As we want to have $1 - x^2$ in the numerator we will have the fraction on the left hand side} as:

$\dfrac {1 - x^2 + 2 x^2} {x^4}$

which does not affect the value of the fraction.

Now the left hand side is:

$\dfrac {1 - x^2} {x^4} + \dfrac 2 {x^2}$

then the wanted fraction will be alone on the left hand side:

$\dfrac {1 - x^2} {x^4} = A^2 - \dfrac 2 {x^2}$

Taking the root of both sides:

$\dfrac {\sqrt{1 - x^2} } {x^2} = \sqrt {A^2 - \dfrac 2 {x^2} }$

then integrating both sides:

$\displaystyle \int \frac {\sqrt{1 - x^2} } {x^2} \, \mathrm d x = \int \sqrt{A^2 - \frac 2 {x^2}} \, \mathrm d x$

Now the right hand side is complicated but evaluates as follows:

$\displaystyle \int \sqrt{A^2 - \frac 2 {x^2} } \, \mathrm d x = \frac {x^2 \sqrt {\frac 1 {x^4} - \frac 1 {x^2} } \ln \left({2 \sqrt {x^2 - 1} + 2 x}\right)} {\sqrt {x^2 - 1} } - x \sqrt {\frac 1 {x^4} - \frac 1 {x^2} } + C$

Substituting the last result in the first equation of the inverse sine we get:

$\displaystyle \arcsin x = - \frac {\sqrt {1 - x^2} } x - \frac {x^2 \sqrt {\frac 1 {x^4} - \frac 1 {x^2} } \ln \left({2 \sqrt {x^2 - 1} + 2 x}\right)} {\sqrt {x^2 - 1}} + x \sqrt {\frac 1 {x^4} - \frac 1 {x^2} } + C$

Hence we get a semi-algebraic formula for the inverse sine function.

$\blacksquare$

### Notes

1) From the result it's obvious that we call the outputs "semi-algebraic" formula because it has a logarithm, but it's a real logarithm, so the is the purpose of that method is to get the inverse trigonometric functions in terms of a real formulas or functions like the real logarithm in our result.

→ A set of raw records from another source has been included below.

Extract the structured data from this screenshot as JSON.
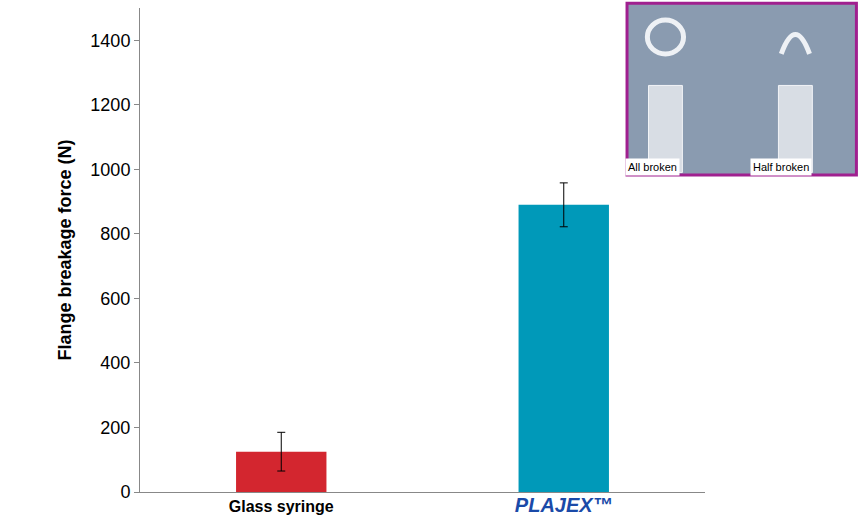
{
  "chart_data": {
    "type": "bar",
    "y_label": "Flange breakage force (N)",
    "categories": [
      "Glass syringe",
      "PLAJEX™"
    ],
    "values": [
      125,
      890
    ],
    "errors": [
      60,
      68
    ],
    "colors": [
      "#d3262f",
      "#0099b9"
    ],
    "ylim": [
      0,
      1500
    ],
    "yticks": [
      0,
      200,
      400,
      600,
      800,
      1000,
      1200,
      1400
    ],
    "grid": false,
    "data_labels": false,
    "annotations": [
      "All broken",
      "Half broken"
    ]
  }
}
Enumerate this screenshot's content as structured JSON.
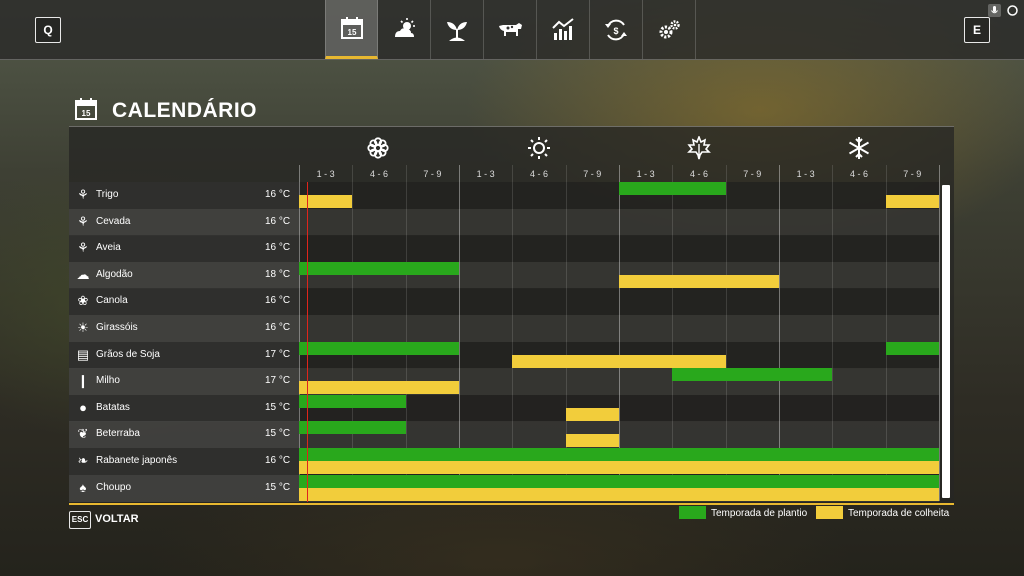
{
  "topbar": {
    "prev_key": "Q",
    "next_key": "E",
    "calendar_day": "15",
    "tabs": [
      {
        "name": "calendar",
        "icon": "calendar-icon",
        "active": true
      },
      {
        "name": "weather",
        "icon": "weather-icon",
        "active": false
      },
      {
        "name": "crops",
        "icon": "sprout-icon",
        "active": false
      },
      {
        "name": "animals",
        "icon": "cow-icon",
        "active": false
      },
      {
        "name": "prices",
        "icon": "chart-icon",
        "active": false
      },
      {
        "name": "finances",
        "icon": "cycle-money-icon",
        "active": false
      },
      {
        "name": "settings",
        "icon": "gears-icon",
        "active": false
      }
    ]
  },
  "page": {
    "title": "CALENDÁRIO",
    "title_icon_day": "15"
  },
  "calendar": {
    "seasons": [
      {
        "name": "spring",
        "icon": "flower-icon"
      },
      {
        "name": "summer",
        "icon": "sun-icon"
      },
      {
        "name": "autumn",
        "icon": "leaf-icon"
      },
      {
        "name": "winter",
        "icon": "snowflake-icon"
      }
    ],
    "periods": [
      "1 - 3",
      "4 - 6",
      "7 - 9",
      "1 - 3",
      "4 - 6",
      "7 - 9",
      "1 - 3",
      "4 - 6",
      "7 - 9",
      "1 - 3",
      "4 - 6",
      "7 - 9"
    ],
    "today_period_fraction": 0.15,
    "crops": [
      {
        "name": "Trigo",
        "temp": "16 °C",
        "icon": "wheat-icon",
        "plant": [
          [
            6,
            7
          ]
        ],
        "harvest": [
          [
            0,
            0
          ],
          [
            11,
            11
          ]
        ]
      },
      {
        "name": "Cevada",
        "temp": "16 °C",
        "icon": "barley-icon",
        "plant": [],
        "harvest": []
      },
      {
        "name": "Aveia",
        "temp": "16 °C",
        "icon": "oat-icon",
        "plant": [],
        "harvest": []
      },
      {
        "name": "Algodão",
        "temp": "18 °C",
        "icon": "cotton-icon",
        "plant": [
          [
            0,
            2
          ]
        ],
        "harvest": [
          [
            6,
            8
          ]
        ]
      },
      {
        "name": "Canola",
        "temp": "16 °C",
        "icon": "canola-icon",
        "plant": [],
        "harvest": []
      },
      {
        "name": "Girassóis",
        "temp": "16 °C",
        "icon": "sunflower-icon",
        "plant": [],
        "harvest": []
      },
      {
        "name": "Grãos de Soja",
        "temp": "17 °C",
        "icon": "soybean-icon",
        "plant": [
          [
            0,
            2
          ],
          [
            11,
            11
          ]
        ],
        "harvest": [
          [
            4,
            7
          ]
        ]
      },
      {
        "name": "Milho",
        "temp": "17 °C",
        "icon": "corn-icon",
        "plant": [
          [
            7,
            9
          ]
        ],
        "harvest": [
          [
            0,
            2
          ]
        ]
      },
      {
        "name": "Batatas",
        "temp": "15 °C",
        "icon": "potato-icon",
        "plant": [
          [
            0,
            1
          ]
        ],
        "harvest": [
          [
            5,
            5
          ]
        ]
      },
      {
        "name": "Beterraba",
        "temp": "15 °C",
        "icon": "sugarbeet-icon",
        "plant": [
          [
            0,
            1
          ]
        ],
        "harvest": [
          [
            5,
            5
          ]
        ]
      },
      {
        "name": "Rabanete japonês",
        "temp": "16 °C",
        "icon": "radish-icon",
        "plant": [
          [
            0,
            11
          ]
        ],
        "harvest": [
          [
            0,
            11
          ]
        ]
      },
      {
        "name": "Choupo",
        "temp": "15 °C",
        "icon": "poplar-icon",
        "plant": [
          [
            0,
            11
          ]
        ],
        "harvest": [
          [
            0,
            11
          ]
        ]
      }
    ]
  },
  "footer": {
    "back_key": "ESC",
    "back_label": "VOLTAR",
    "legend": [
      {
        "type": "plant",
        "label": "Temporada de plantio",
        "color": "#29a81c"
      },
      {
        "type": "harvest",
        "label": "Temporada de colheita",
        "color": "#f2cd3b"
      }
    ]
  }
}
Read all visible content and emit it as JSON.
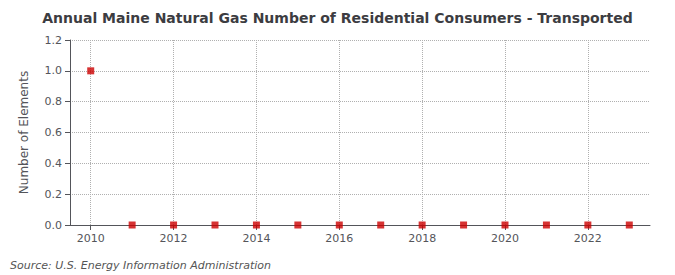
{
  "chart_data": {
    "type": "scatter",
    "title": "Annual Maine Natural Gas Number of Residential Consumers - Transported",
    "ylabel": "Number of Elements",
    "annotations": [
      "Source: U.S. Energy Information Administration"
    ],
    "x": [
      2010,
      2011,
      2012,
      2013,
      2014,
      2015,
      2016,
      2017,
      2018,
      2019,
      2020,
      2021,
      2022,
      2023
    ],
    "values": [
      1,
      0,
      0,
      0,
      0,
      0,
      0,
      0,
      0,
      0,
      0,
      0,
      0,
      0
    ],
    "color": "#cc0000",
    "marker": "square",
    "xlim": [
      2009.5,
      2023.5
    ],
    "xticks": [
      2010,
      2012,
      2014,
      2016,
      2018,
      2020,
      2022
    ],
    "ylim": [
      0.0,
      1.2
    ],
    "yticks": [
      {
        "value": 0,
        "label": "0.0"
      },
      0.2,
      0.4,
      0.6,
      0.8,
      {
        "value": 1,
        "label": "1.0"
      },
      1.2
    ],
    "grid": true
  }
}
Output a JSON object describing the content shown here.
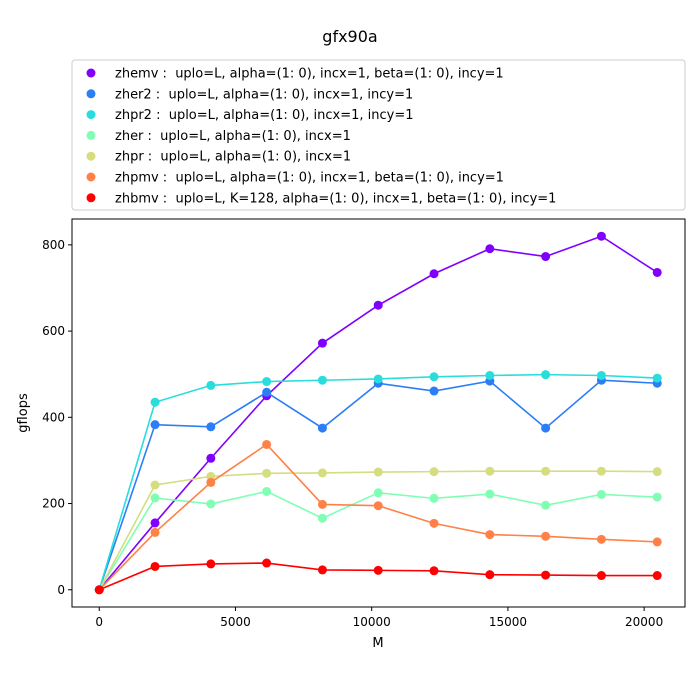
{
  "chart_data": {
    "type": "line",
    "title": "gfx90a",
    "xlabel": "M",
    "ylabel": "gflops",
    "xlim": [
      -1000,
      21500
    ],
    "ylim": [
      -40,
      860
    ],
    "xticks": [
      0,
      5000,
      10000,
      15000,
      20000
    ],
    "yticks": [
      0,
      200,
      400,
      600,
      800
    ],
    "grid": false,
    "legend_position": "top",
    "x": [
      0,
      2048,
      4096,
      6144,
      8192,
      10240,
      12288,
      14336,
      16384,
      18432,
      20480
    ],
    "series": [
      {
        "name": "zhemv :  uplo=L, alpha=(1: 0), incx=1, beta=(1: 0), incy=1",
        "color": "#8000ff",
        "values": [
          0,
          155,
          305,
          450,
          572,
          660,
          733,
          791,
          773,
          820,
          736
        ]
      },
      {
        "name": "zher2 :  uplo=L, alpha=(1: 0), incx=1, incy=1",
        "color": "#2c7ef7",
        "values": [
          0,
          383,
          378,
          458,
          375,
          479,
          461,
          484,
          375,
          486,
          479
        ]
      },
      {
        "name": "zhpr2 :  uplo=L, alpha=(1: 0), incx=1, incy=1",
        "color": "#2adddd",
        "values": [
          0,
          435,
          474,
          483,
          486,
          489,
          494,
          497,
          499,
          497,
          491
        ]
      },
      {
        "name": "zher :  uplo=L, alpha=(1: 0), incx=1",
        "color": "#80ffb4",
        "values": [
          0,
          213,
          199,
          228,
          166,
          225,
          212,
          222,
          196,
          221,
          215
        ]
      },
      {
        "name": "zhpr :  uplo=L, alpha=(1: 0), incx=1",
        "color": "#d4dd80",
        "values": [
          0,
          243,
          263,
          270,
          271,
          273,
          274,
          275,
          275,
          275,
          274
        ]
      },
      {
        "name": "zhpmv :  uplo=L, alpha=(1: 0), incx=1, beta=(1: 0), incy=1",
        "color": "#ff8147",
        "values": [
          0,
          133,
          249,
          337,
          198,
          195,
          154,
          128,
          124,
          117,
          111
        ]
      },
      {
        "name": "zhbmv :  uplo=L, K=128, alpha=(1: 0), incx=1, beta=(1: 0), incy=1",
        "color": "#ff0000",
        "values": [
          0,
          54,
          60,
          62,
          46,
          45,
          44,
          35,
          34,
          33,
          33
        ]
      }
    ]
  }
}
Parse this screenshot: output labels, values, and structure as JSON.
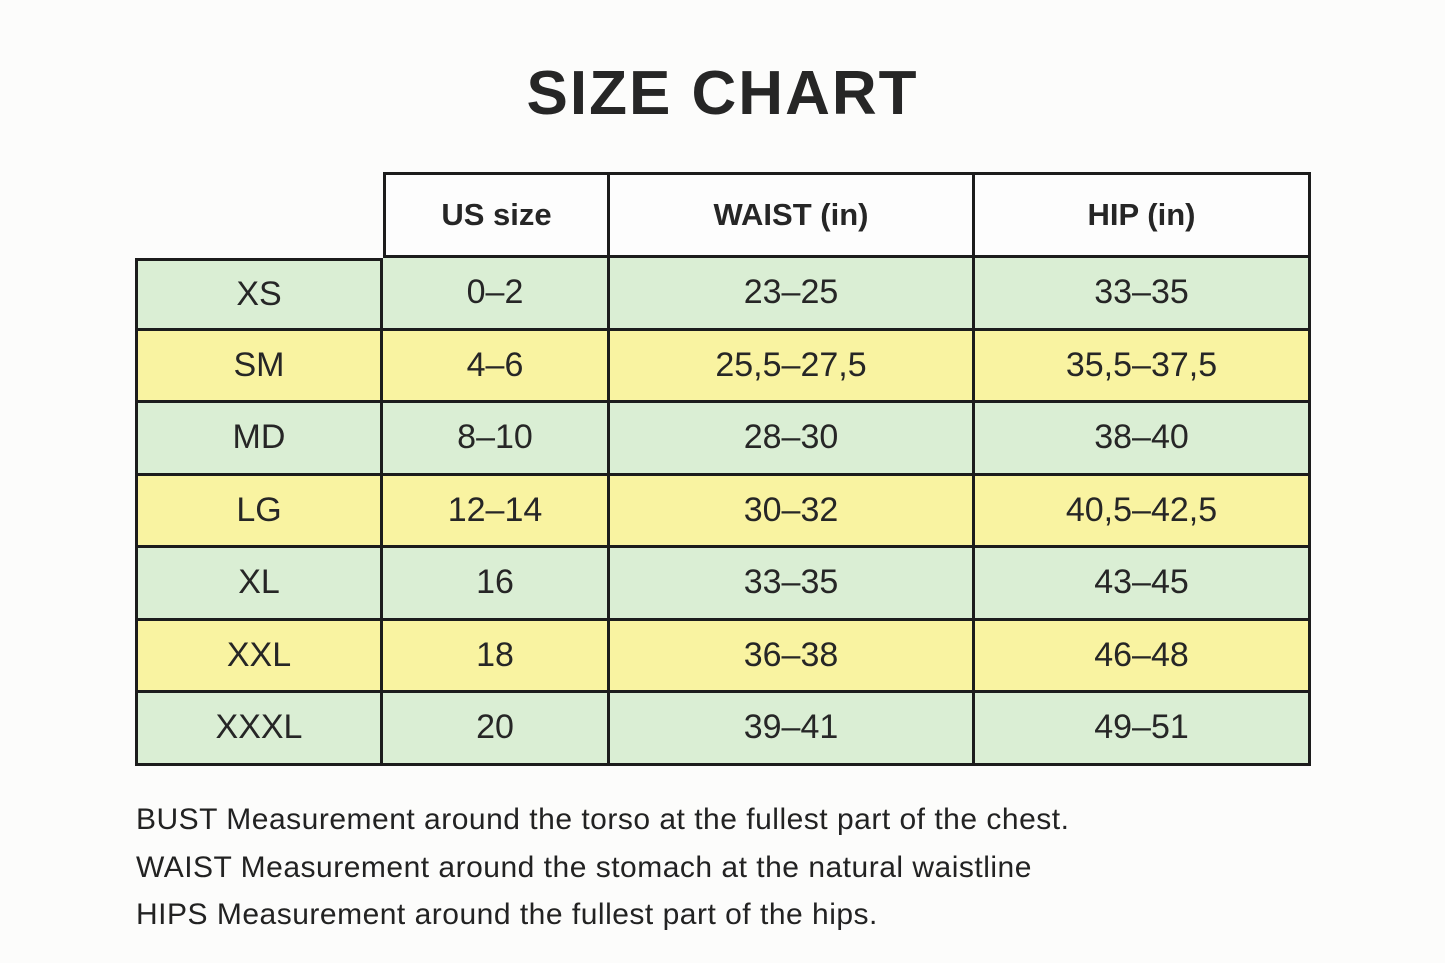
{
  "page": {
    "title": "SIZE CHART",
    "background": "#fcfcfb"
  },
  "colors": {
    "row_green": "#daeed4",
    "row_yellow": "#f9f3a1",
    "header_bg": "#fdfdfd",
    "border": "#1c1c1c",
    "text": "#262626"
  },
  "chart_data": {
    "type": "table",
    "title": "SIZE CHART",
    "column_headers": [
      "US size",
      "WAIST (in)",
      "HIP (in)"
    ],
    "rows": [
      {
        "size": "XS",
        "us_size": "0–2",
        "waist_in": "23–25",
        "hip_in": "33–35",
        "row_color": "green"
      },
      {
        "size": "SM",
        "us_size": "4–6",
        "waist_in": "25,5–27,5",
        "hip_in": "35,5–37,5",
        "row_color": "yellow"
      },
      {
        "size": "MD",
        "us_size": "8–10",
        "waist_in": "28–30",
        "hip_in": "38–40",
        "row_color": "green"
      },
      {
        "size": "LG",
        "us_size": "12–14",
        "waist_in": "30–32",
        "hip_in": "40,5–42,5",
        "row_color": "yellow"
      },
      {
        "size": "XL",
        "us_size": "16",
        "waist_in": "33–35",
        "hip_in": "43–45",
        "row_color": "green"
      },
      {
        "size": "XXL",
        "us_size": "18",
        "waist_in": "36–38",
        "hip_in": "46–48",
        "row_color": "yellow"
      },
      {
        "size": "XXXL",
        "us_size": "20",
        "waist_in": "39–41",
        "hip_in": "49–51",
        "row_color": "green"
      }
    ],
    "footnotes": [
      "BUST Measurement around the torso at the fullest part of the chest.",
      "WAIST Measurement around the stomach at the natural waistline",
      "HIPS Measurement around the fullest part of the hips."
    ]
  }
}
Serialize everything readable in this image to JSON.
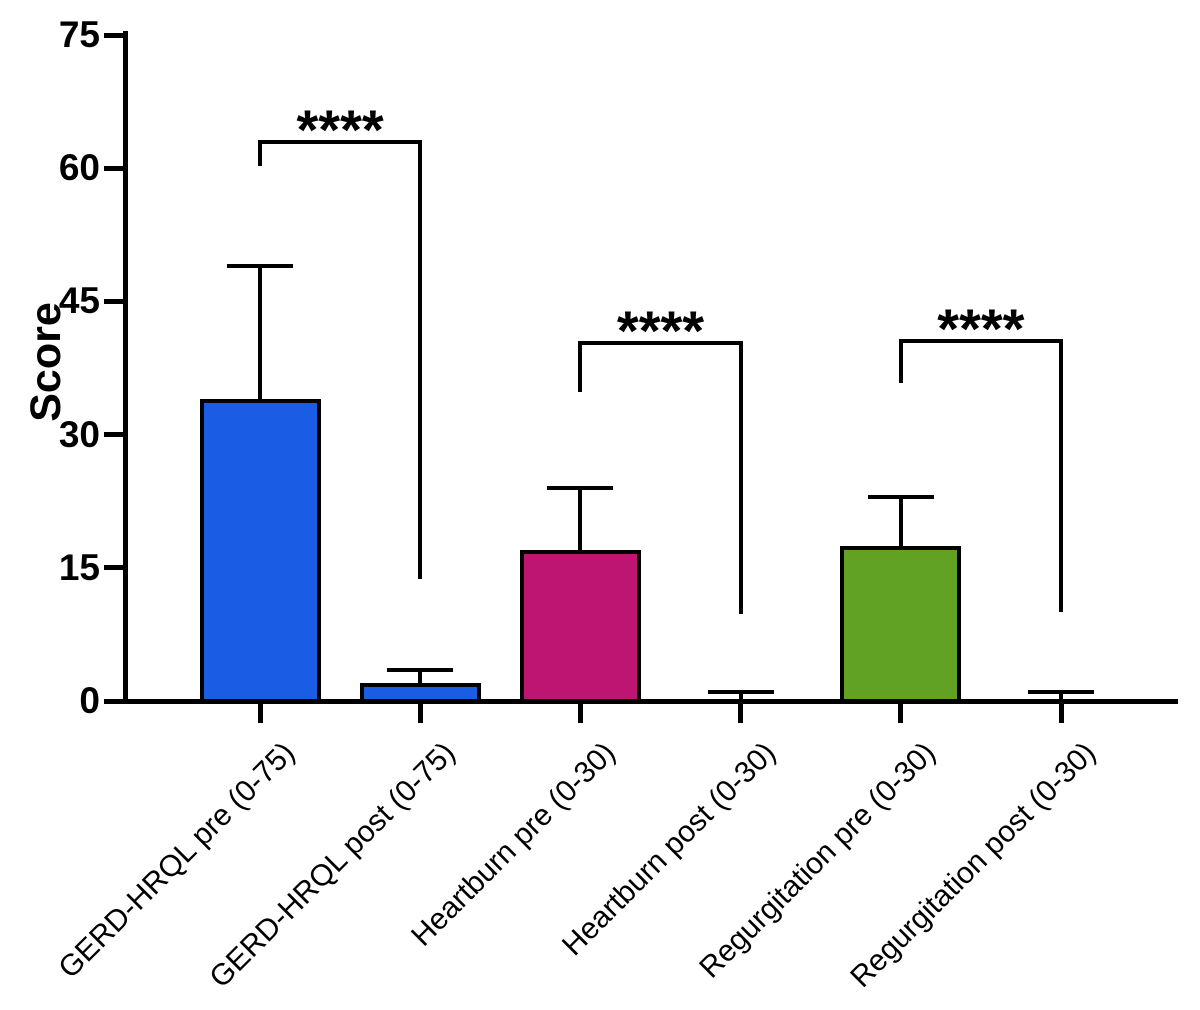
{
  "chart_data": {
    "type": "bar",
    "title": "",
    "xlabel": "",
    "ylabel": "Score",
    "ylim": [
      0,
      75
    ],
    "y_ticks": [
      0,
      15,
      30,
      45,
      60,
      75
    ],
    "grid": false,
    "legend": null,
    "background_color": "#FFFFFF",
    "axis_color": "#000000",
    "bar_outline_color": "#000000",
    "x_tick_rotation_deg": 45,
    "error_bars": "upper whisker with cap",
    "categories": [
      "GERD-HRQL pre (0-75)",
      "GERD-HRQL post (0-75)",
      "Heartburn pre (0-30)",
      "Heartburn post (0-30)",
      "Regurgitation pre (0-30)",
      "Regurgitation post (0-30)"
    ],
    "bars": [
      {
        "label": "GERD-HRQL pre (0-75)",
        "mean": 34,
        "error_top": 49,
        "color": "#1B5CE4"
      },
      {
        "label": "GERD-HRQL post (0-75)",
        "mean": 2,
        "error_top": 3.5,
        "color": "#1B5CE4"
      },
      {
        "label": "Heartburn pre (0-30)",
        "mean": 17,
        "error_top": 24,
        "color": "#BE1572"
      },
      {
        "label": "Heartburn post (0-30)",
        "mean": 0,
        "error_top": 1,
        "color": "#BE1572"
      },
      {
        "label": "Regurgitation pre (0-30)",
        "mean": 17.5,
        "error_top": 23,
        "color": "#61A123"
      },
      {
        "label": "Regurgitation post (0-30)",
        "mean": 0,
        "error_top": 1,
        "color": "#61A123"
      }
    ],
    "significance_brackets": [
      {
        "from": 0,
        "to": 1,
        "label": "****",
        "y": 63,
        "left_drop_to": 60.5,
        "right_drop_to": 14
      },
      {
        "from": 2,
        "to": 3,
        "label": "****",
        "y": 40.3,
        "left_drop_to": 35,
        "right_drop_to": 10
      },
      {
        "from": 4,
        "to": 5,
        "label": "****",
        "y": 40.5,
        "left_drop_to": 36,
        "right_drop_to": 10.2
      }
    ]
  }
}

2) In the step that we get $\dfrac{\sqrt{1 - x^2}} {x^2}$ from the form $\dfrac{\sqrt{1 + x^2}}{x^2}$ it's recommended to add $-x^2 + x^2$ to the numerator under the root so that the plenty in the left side after squaring $\dfrac 1 {x^2}$ will be added to the right side "of course with an inverse sign" that will give an easier quantity in the right side than if we multiply the left side by $\dfrac{\sqrt{1 - x^2}}{\sqrt {1 - x^2}}$ that will result in a more complex quantity in the right side and that doesn't have integration.

3) Furthermore,we observe from solution that Magdy's Exchanger is a method to get an easier form for the derivative of inverse trigonometric functions that can be integrated using computers.

4) by the same way and putting the last notes into consideration we can get a semi-algebraic formulas for the other inverse trigonometric functions.

## Source of Name

This entry was named for Ahmed Magdy.

Ahmed Magdy is an Egyptian engineering student.